A federal magistrate has given Cleveland a temporary breather in the battle over a cluster of run-down apartment buildings near Shaker Square, ordering a court-appointed special master to dig into whether the city can block a lender’s planned sale. The portfolio, long blamed for dragging down the Moreland corridors, includes 14 aging walk-ups in Cleveland and a 15th building just over the line in Shaker Heights. The fight is now shifting from public letter-writing and lobbying to a judge-supervised review that could decide who ends up owning and fixing the troubled properties.
Court appoints special master
Magistrate Judge Jonathan D. Greenberg filed an order on Feb. 26 appointing local attorney Kevin M. Hinkel as special master and authorizing an hourly fee of $525, according to Signal Cleveland. Under the order, Fannie Mae and the investment companies that bought the buildings will cover Hinkel’s fees at the outset, and costs could later be split three ways with the city if he ultimately recommends giving Cleveland authority to step in. Hinkel’s assignment is to sort through competing claims before the lender moves to transfer title to a new owner.
Portfolio background
Fannie Mae began foreclosure proceedings after the out-of-town owner of the properties defaulted, and the package includes roughly 308 units across 14 Cleveland buildings and one in Shaker Heights, local reporting shows. A consultant hired by the lender documented unsafe wooden staircases, roof leaks, mold and broken elevators, and city records show many units are boarded up and largely vacant, with occupancy estimated at about 10 percent, as reported by News 5 Cleveland. That mix of empty apartments and serious deferred maintenance is what neighbors and city officials say makes a straight foreclosure auction a risky play for the corridor.
City wants local control
Cleveland officials say they want Fannie Mae to transfer the Steiner properties to local nonprofits or sell them to a city-vetted developer at a price that reflects how deteriorated the buildings have become. “These properties should be controlled locally by someone who actually knows the challenges,” Mayor Justin Bibb’s administration told Signal Cleveland. City leaders say their plan is to oversee nonprofit-led redevelopment that keeps modest-priced units in place and helps steady the retail core of Shaker Square, which depends heavily on nearby renters.
Neighbors say time is short
Residents and neighborhood advocates say years of deferred maintenance have pushed the corridor to a breaking point, with long-time tenants moving out and code violations stacking up. “It’s one thing after another,” a resident told News 5 Cleveland, describing gaping ceiling holes and unreliable heat. Trying to keep the buildings from being handed off to new owners with no plan, city attorneys filed a civil-nuisance lawsuit in December that seeks to block any sale without a court-approved roadmap to tackle violations.
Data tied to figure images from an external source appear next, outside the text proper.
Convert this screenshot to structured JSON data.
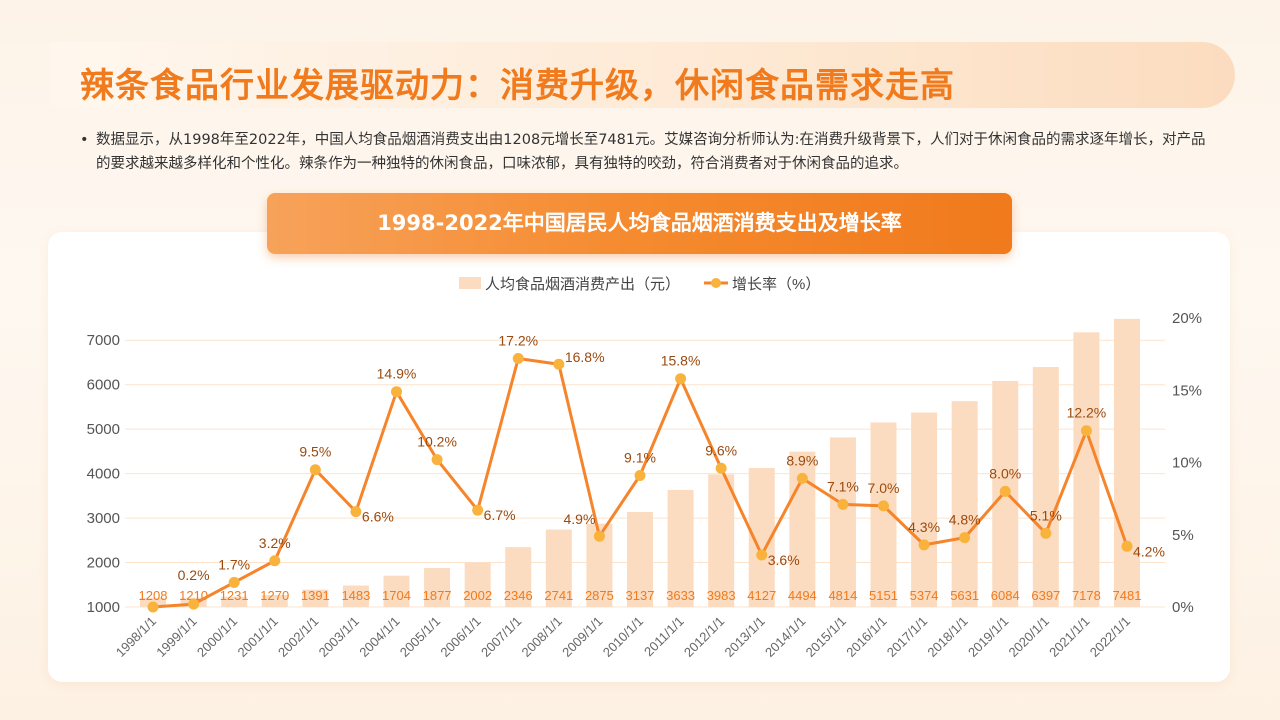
{
  "header": {
    "title": "辣条食品行业发展驱动力：消费升级，休闲食品需求走高",
    "bullet": "数据显示，从1998年至2022年，中国人均食品烟酒消费支出由1208元增长至7481元。艾媒咨询分析师认为:在消费升级背景下，人们对于休闲食品的需求逐年增长，对产品的要求越来越多样化和个性化。辣条作为一种独特的休闲食品，口味浓郁，具有独特的咬劲，符合消费者对于休闲食品的追求。"
  },
  "colors": {
    "bar": "#fcdcc0",
    "line": "#f5842a",
    "marker": "#f9b33c",
    "bar_label": "#f07a1c",
    "line_label": "#9a4a10",
    "title": "#f07a1c"
  },
  "chart_data": {
    "type": "bar+line",
    "title": "1998-2022年中国居民人均食品烟酒消费支出及增长率",
    "legend_position": "top-center",
    "categories": [
      "1998/1/1",
      "1999/1/1",
      "2000/1/1",
      "2001/1/1",
      "2002/1/1",
      "2003/1/1",
      "2004/1/1",
      "2005/1/1",
      "2006/1/1",
      "2007/1/1",
      "2008/1/1",
      "2009/1/1",
      "2010/1/1",
      "2011/1/1",
      "2012/1/1",
      "2013/1/1",
      "2014/1/1",
      "2015/1/1",
      "2016/1/1",
      "2017/1/1",
      "2018/1/1",
      "2019/1/1",
      "2020/1/1",
      "2021/1/1",
      "2022/1/1"
    ],
    "series": [
      {
        "name": "人均食品烟酒消费产出（元）",
        "type": "bar",
        "axis": "left",
        "values": [
          1208,
          1210,
          1231,
          1270,
          1391,
          1483,
          1704,
          1877,
          2002,
          2346,
          2741,
          2875,
          3137,
          3633,
          3983,
          4127,
          4494,
          4814,
          5151,
          5374,
          5631,
          6084,
          6397,
          7178,
          7481
        ]
      },
      {
        "name": "增长率（%）",
        "type": "line",
        "axis": "right",
        "values": [
          0,
          0.2,
          1.7,
          3.2,
          9.5,
          6.6,
          14.9,
          10.2,
          6.7,
          17.2,
          16.8,
          4.9,
          9.1,
          15.8,
          9.6,
          3.6,
          8.9,
          7.1,
          7.0,
          4.3,
          4.8,
          8.0,
          5.1,
          12.2,
          4.2
        ],
        "labels": [
          null,
          "0.2%",
          "1.7%",
          "3.2%",
          "9.5%",
          "6.6%",
          "14.9%",
          "10.2%",
          "6.7%",
          "17.2%",
          "16.8%",
          "4.9%",
          "9.1%",
          "15.8%",
          "9.6%",
          "3.6%",
          "8.9%",
          "7.1%",
          "7.0%",
          "4.3%",
          "4.8%",
          "8.0%",
          "5.1%",
          "12.2%",
          "4.2%"
        ]
      }
    ],
    "y_left": {
      "range": [
        1000,
        7500
      ],
      "ticks": [
        "1000",
        "2000",
        "3000",
        "4000",
        "5000",
        "6000",
        "7000"
      ],
      "tick_values": [
        1000,
        2000,
        3000,
        4000,
        5000,
        6000,
        7000
      ]
    },
    "y_right": {
      "range": [
        0,
        20
      ],
      "ticks": [
        "0%",
        "5%",
        "10%",
        "15%",
        "20%"
      ],
      "tick_values": [
        0,
        5,
        10,
        15,
        20
      ]
    },
    "grid": true
  }
}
What the special master will decide
Hinkel’s role is essentially fact-finding. He will review filings, hear from the parties and recommend steps the court can take to safeguard the public interest. His report will guide whether Cleveland can insert itself between auction and deed transfer, although it will not, by itself, change who owns the buildings unless a judge adopts his recommendations. The court’s schedule, and any settlement talks that unfold along the way, will ultimately determine whether the auction goes forward as planned or gets pushed back.
Why this matters
If the court sides with the city, the outcome could steer the portfolio toward nonprofit-led rehabs instead of a quick sale to another outside investor, which city leaders say would give the area a better shot at preserving hundreds of modest-priced apartments near the Square. If Cleveland loses its bid to intervene, local officials warn that the corridor could keep losing residents, and the Shaker Square retail district that relies on neighborhood renters could slip into even deeper decline.